Today I said goodbye to Jon.
He said he was bummed to be leaving. But then he realized that he could jump in a plane any time he wants and stay on my couch.
Before he came, I had no idea what it would be like to have a friend from Tucson see my life in NYC.
It wasn’t all easy. I left for a reason and Jon is in love with that town. But he’s come to see how it is possible to be in love with this city. It challenged him to grow in similar ways that it challenges me. And he wants to grow.
I get to play a part in the growth of this human being. What an immense responsibility.
I saw a meme recently that said something about how you should remember that the life you’re living today, that can be annoying and awful, is the life you dreamed about living five years ago.
I count my blessings because this life is very much the one I dreamed of.

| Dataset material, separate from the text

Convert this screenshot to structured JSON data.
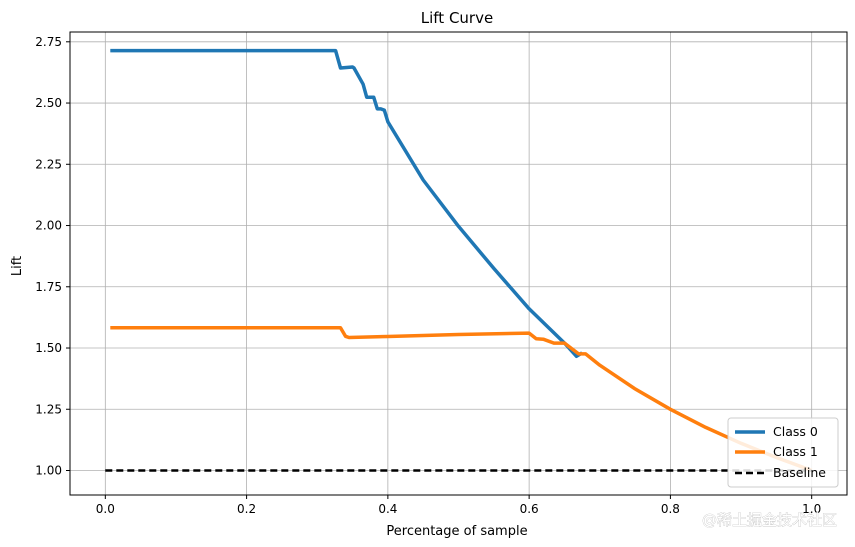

It isn’t perfect. I never asked for perfect. I did ask to be worthy of a substantial life.
All I want to do is learn and teach and help and grow and get lost in beauty and talk long into the night and run around in the moment and meet up with old friends in new cities and make new friends in old ones. Maybe worry a little less. Maybe mellow my firey nature a bit.
Let me learn to handle the complexities of health issues with grace. Let me learn how to show others that this life can have dignity even if it isn’t ideal.
Give me time. Give me patience. Give me a sense of humor to get me through tough times.